Cette révolution, car il s’agit bien d’une révolution pour un secteur aussi peu enclin à l’innovation, Pomerleau a décidé de la faire sienne et propose depuis peu à ses clients de recourir à la réalité virtuelle pour visualiser un projet et s’en imprégner. « C’était il y a quatre ans environ, on recherchait une plateforme pour visualiser la construction à partir de maquettes 3D et éviter les interprétations diverses, relate Lieu Dao, gérante Innovation, R&D et Projets spéciaux.

 

« Mais on n’a pas trouvé sur le marché de solution adaptée à nos besoins, continue-t-elle. On a donc utilisé le moteur de jeu vidéo Unity pour créer un environnement de réalité virtuelle de nos projets et on y a intégré des fonctions comme l’affichage de plans en 2D. Notre technologie permet de se promener dans un bâtiment, de prendre certaines mesures pour planifier l’achat de matériaux ou d’équipements et, éventuellement, de visualiser les différentes phases des travaux et leur échéancier. »

 

Valider la conception

Ce nouvel outil technologique, Pomerleau l’a mis à profit lors de la construction du nouveau centre hospitalier de Baie-Saint-Paul, un projet de 275 millions de dollars réalisé de 2015 à 2017. Le concepteur-constructeur a pu ainsi valider l’ergonomie et le positionnement de certains équipements suspendus du bloc opératoire et éviter qu’ils n’interfèrent avec la mécanique du bâtiment camouflée dans le plafond. Au terme de l’exercice, le personnel médical a demandé certaines modifications au design.

 

Lieu Dao, gérante Innovation, R&D et Projets spéciaux. Photo : Pomerleau

 

En d’autres temps et d’autres lieux, ces interférences n’auraient été découvertes qu’en cours de construction. Et pour les corriger, l’entrepreneur n’aurait eu d’autre choix que de reprendre les travaux.
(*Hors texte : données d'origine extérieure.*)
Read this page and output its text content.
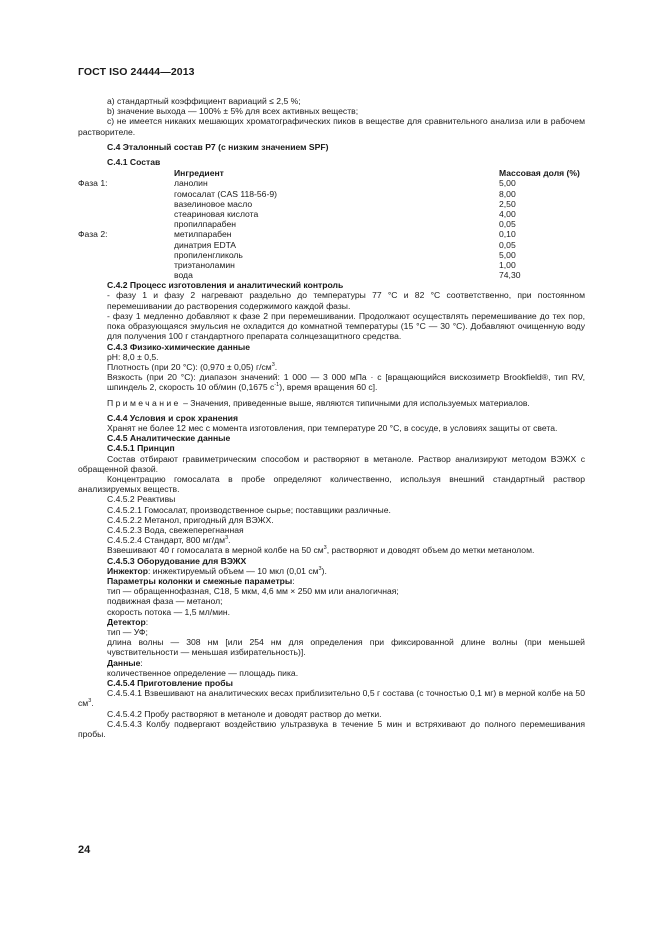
ГОСТ ISO 24444—2013

a) стандартный коэффициент вариаций ≤ 2,5 %;

b) значение выхода — 100% ± 5% для всех активных веществ;

c) не имеется никаких мешающих хроматографических пиков в веществе для сравнительного анализа или в рабочем растворителе.

С.4 Эталонный состав Р7 (с низким значением SPF)

С.4.1 Состав

Ингредиент	Массовая доля (%)
Фаза 1:	ланолин	5,00
гомосалат (CAS 118-56-9)	8,00
вазелиновое масло	2,50
стеариновая кислота	4,00
пропилпарабен	0,05
Фаза 2:	метилпарабен	0,10
динатрия EDTA	0,05
пропиленгликоль	5,00
триэтаноламин	1,00
вода	74,30

С.4.2 Процесс изготовления и аналитический контроль

- фазу 1 и фазу 2 нагревают раздельно до температуры 77 °C и 82 °C соответственно, при постоянном перемешивании до растворения содержимого каждой фазы.

- фазу 1 медленно добавляют к фазе 2 при перемешивании. Продолжают осуществлять перемешивание до тех пор, пока образующаяся эмульсия не охладится до комнатной температуры (15 °C — 30 °C). Добавляют очищенную воду для получения 100 г стандартного препарата солнцезащитного средства.

С.4.3 Физико-химические данные

pH: 8,0 ± 0,5.

Плотность (при 20 °C): (0,970 ± 0,05) $г/см^3$.

Вязкость (при 20 °C): диапазон значений: 1 000 — 3 000 мПа · с [вращающийся вискозиметр Brookfield®, тип RV, шпиндель 2, скорость 10 об/мин (0,1675 $с^{-1}$), время вращения 60 с].

Примечание – Значения, приведенные выше, являются типичными для используемых материалов.

С.4.4 Условия и срок хранения

Хранят не более 12 мес с момента изготовления, при температуре 20 °C, в сосуде, в условиях защиты от света.

С.4.5 Аналитические данные

С.4.5.1 Принцип

Состав отбирают гравиметрическим способом и растворяют в метаноле. Раствор анализируют методом ВЭЖХ с обращенной фазой.

Концентрацию гомосалата в пробе определяют количественно, используя внешний стандартный раствор анализируемых веществ.

С.4.5.2 Реактивы

С.4.5.2.1 Гомосалат, производственное сырье; поставщики различные.

С.4.5.2.2 Метанол, пригодный для ВЭЖХ.

С.4.5.2.3 Вода, свежеперегнанная

С.4.5.2.4 Стандарт, 800 $мг/дм^3$.

Взвешивают 40 г гомосалата в мерной колбе на 50 $см^3$, растворяют и доводят объем до метки метанолом.

С.4.5.3 Оборудование для ВЭЖХ

Инжектор: инжектируемый объем — 10 мкл (0,01 $см^3$).

Параметры колонки и смежные параметры:

тип — обращеннофазная, С18, 5 мкм, 4,6 мм × 250 мм или аналогичная;

подвижная фаза — метанол;

скорость потока — 1,5 мл/мин.

Детектор:

тип — УФ;

длина волны — 308 нм [или 254 нм для определения при фиксированной длине волны (при меньшей чувствительности — меньшая избирательность)].

Данные:

количественное определение — площадь пика.

С.4.5.4 Приготовление пробы

С.4.5.4.1 Взвешивают на аналитических весах приблизительно 0,5 г состава (с точностью 0,1 мг) в мерной колбе на 50 $см^3$.

С.4.5.4.2 Пробу растворяют в метаноле и доводят раствор до метки.

С.4.5.4.3 Колбу подвергают воздействию ультразвука в течение 5 мин и встряхивают до полного перемешивания пробы.

24
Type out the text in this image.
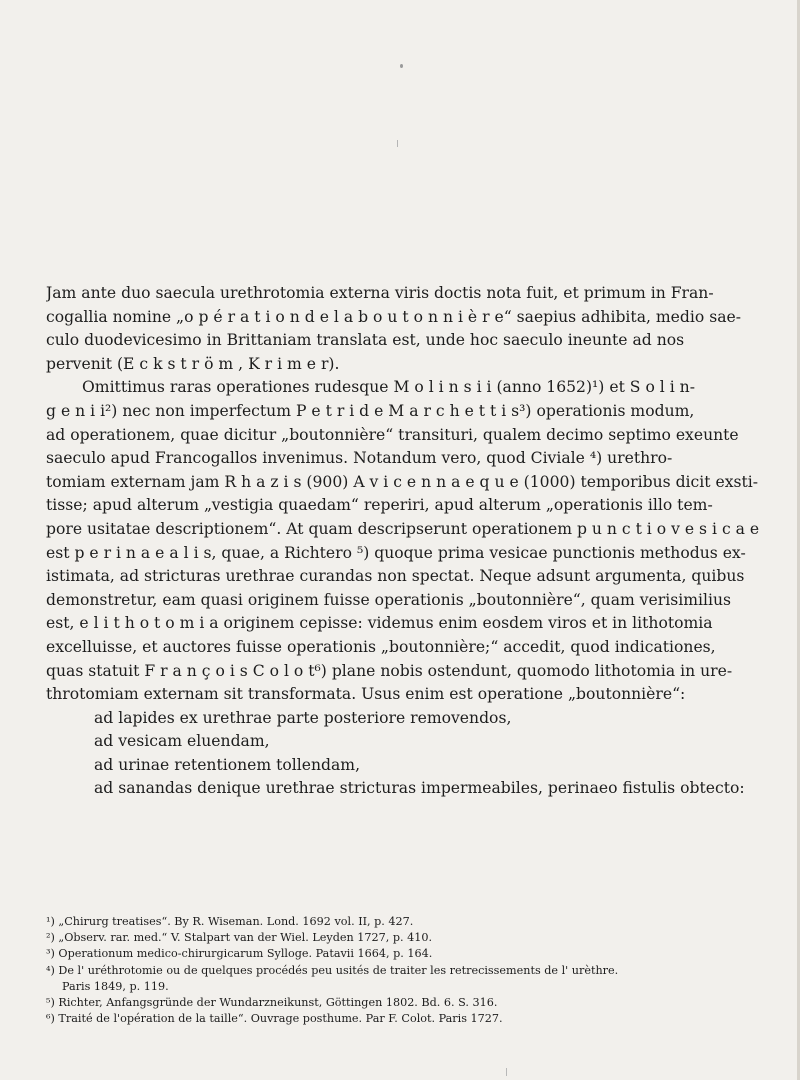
Jam ante duo saecula urethrotomia externa viris doctis nota fuit, et primum in Fran-
cogallia nomine „o p é r a t i o n d e l a b o u t o n n i è r e“ saepius adhibita, medio sae-
culo duodevicesimo in Brittaniam translata est, unde hoc saeculo ineunte ad nos
pervenit (E c k s t r ö m , K r i m e r).
Omittimus raras operationes rudesque M o l i n s i i (anno 1652)¹) et S o l i n-
g e n i i²) nec non imperfectum P e t r i d e M a r c h e t t i s³) operationis modum,
ad operationem, quae dicitur „boutonnière“ transituri, qualem decimo septimo exeunte
saeculo apud Francogallos invenimus. Notandum vero, quod Civiale ⁴) urethro-
tomiam externam jam R h a z i s (900) A v i c e n n a e q u e (1000) temporibus dicit exsti-
tisse; apud alterum „vestigia quaedam“ reperiri, apud alterum „operationis illo tem-
pore usitatae descriptionem“. At quam descripserunt operationem p u n c t i o v e s i c a e
est p e r i n a e a l i s, quae, a Richtero ⁵) quoque prima vesicae punctionis methodus ex-
istimata, ad stricturas urethrae curandas non spectat. Neque adsunt argumenta, quibus
demonstretur, eam quasi originem fuisse operationis „boutonnière“, quam verisimilius
est, e l i t h o t o m i a originem cepisse: videmus enim eosdem viros et in lithotomia
excelluisse, et auctores fuisse operationis „boutonnière;“ accedit, quod indicationes,
quas statuit F r a n ç o i s C o l o t⁶) plane nobis ostendunt, quomodo lithotomia in ure-
throtomiam externam sit transformata. Usus enim est operatione „boutonnière“:
ad lapides ex urethrae parte posteriore removendos,
ad vesicam eluendam,
ad urinae retentionem tollendam,
ad sanandas denique urethrae stricturas impermeabiles, perinaeo fistulis obtecto:
¹) „Chirurg treatises“. By R. Wiseman. Lond. 1692 vol. II, p. 427.
²) „Observ. rar. med.“ V. Stalpart van der Wiel. Leyden 1727, p. 410.
³) Operationum medico-chirurgicarum Sylloge. Patavii 1664, p. 164.
⁴) De l' uréthrotomie ou de quelques procédés peu usités de traiter les retrecissements de l' urèthre.
Paris 1849, p. 119.
⁵) Richter, Anfangsgründe der Wundarzneikunst, Göttingen 1802. Bd. 6. S. 316.
⁶) Traité de l'opération de la taille“. Ouvrage posthume. Par F. Colot. Paris 1727.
Avec, à la clé, une marge bénéficiaire réduite et un échéancier écourté d’autant. « La réalité virtuelle permet de faire une revue de la conception et d’effectuer des modifications en amont plutôt qu’au chantier, commente Lieu Dao. Les modifications virtuelles sont toujours moins couteuses. »

 

Gagner du temps

Le casque de réalité virtuelle a également permis à Pomerleau de réaliser des gains de temps considérables dans l’aménagement de la guérite des douaniers, à l’Aéroport international Montréal-Trudeau. Grâce à cette technologie, les douaniers ont pu prévisualiser leur espace de travail et en apprécier les diverses composantes, comme la hauteur des comptoirs et la fonctionnalité des rangements. L’exercice a permis de mettre à jour certains conflits, dont des tiroirs et des armoires impossibles à ouvrir.

 

Ces conflits ont été résolus en remplaçant quelques tiroirs par des tablettes et en revoyant le positionnement de certaines armoires. Le mobilier, dont les délais de fabrication et de livraison étaient très longs, a ainsi été commandé à temps. Le degré d’ensoleillement de la guérite, abondamment fenestrée, a également été simulé en fonction de différents paramètres, comme l’heure et la saison, de manière que les douaniers ne soient pas éblouis et qu’ils distinguent les visages en tout temps.

 

« C’est comme un jeu vidéo, illustre Lieu Dao. L’utilisateur peut interagir avec le modèle, ouvrir des tiroirs, fermer des portes. À ceux qui ne sont pas à l’aise avec le casque, on peut leur offrir la même expérience sur un écran. On travaille d’ailleurs sur de nouvelles fonctions pour ajouter de l’interactivité. Actuellement, la technologie permet de bouger des objets. Bientôt, on pourra modifier les options, comme changer les couleurs, et offrir davantage de convivialité. »

 

Transformer la construction

Elle prédit par ailleurs que la réalité virtuelle sortira bientôt du carcan de la seule conception et qu’elle s’imposera au chantier où elle modifiera, positivement il va sans dire, les pratiques des constructeurs. Notamment en facilitant la communication, mais aussi la coordination, tout au long de la chaine de réalisation. Sur un chantier comme celui de l’aéroport de Montréal, on pourra par exemple recourir à ces outils interactifs pour positionner les grues et éviter qu’elles n’interfèrent entre elles et le cône aérien.

 

Il est d’ailleurs déjà possible de voir un projet prendre forme virtuellement et même d’en mesurer l’avancement à l’instant « t ». « C’est un excellent outil de communication, pas seulement pour ceux qui interviennent au chantier, mais aussi pour la population qui gravite à ses abords, souligne la gestionnaire. À Place Ville Marie, le client a installé quelques stations de réalité virtuelle qui permettent au public de se renseigner sur l’évolution du chantier et les fermetures de rues qu’il occasionne. »

 

UNE CONTAGION SOUHAITABLE

La réalité virtuelle s’impose aujourd’hui comme un remède universel pour lutter contre la propagation du coronavirus. Le confinement a en effet mis en valeur son potentiel, notamment pour optimiser la coordination des différentes étapes du chantier. Les réunions en réalité virtuelle offrent par ailleurs des niveaux élevés d’interaction et de communication immersives en permettant de créer des avatars pour chacun des participants. Comme dans un jeu vidéo, les participants peuvent échanger entre eux comme s’ils y étaient, se déplacer dans des environnements 3D, lever la main pour poser une question. Bref, la réalité virtuelle rend l’expérience plus humaine, sans risque de contamination !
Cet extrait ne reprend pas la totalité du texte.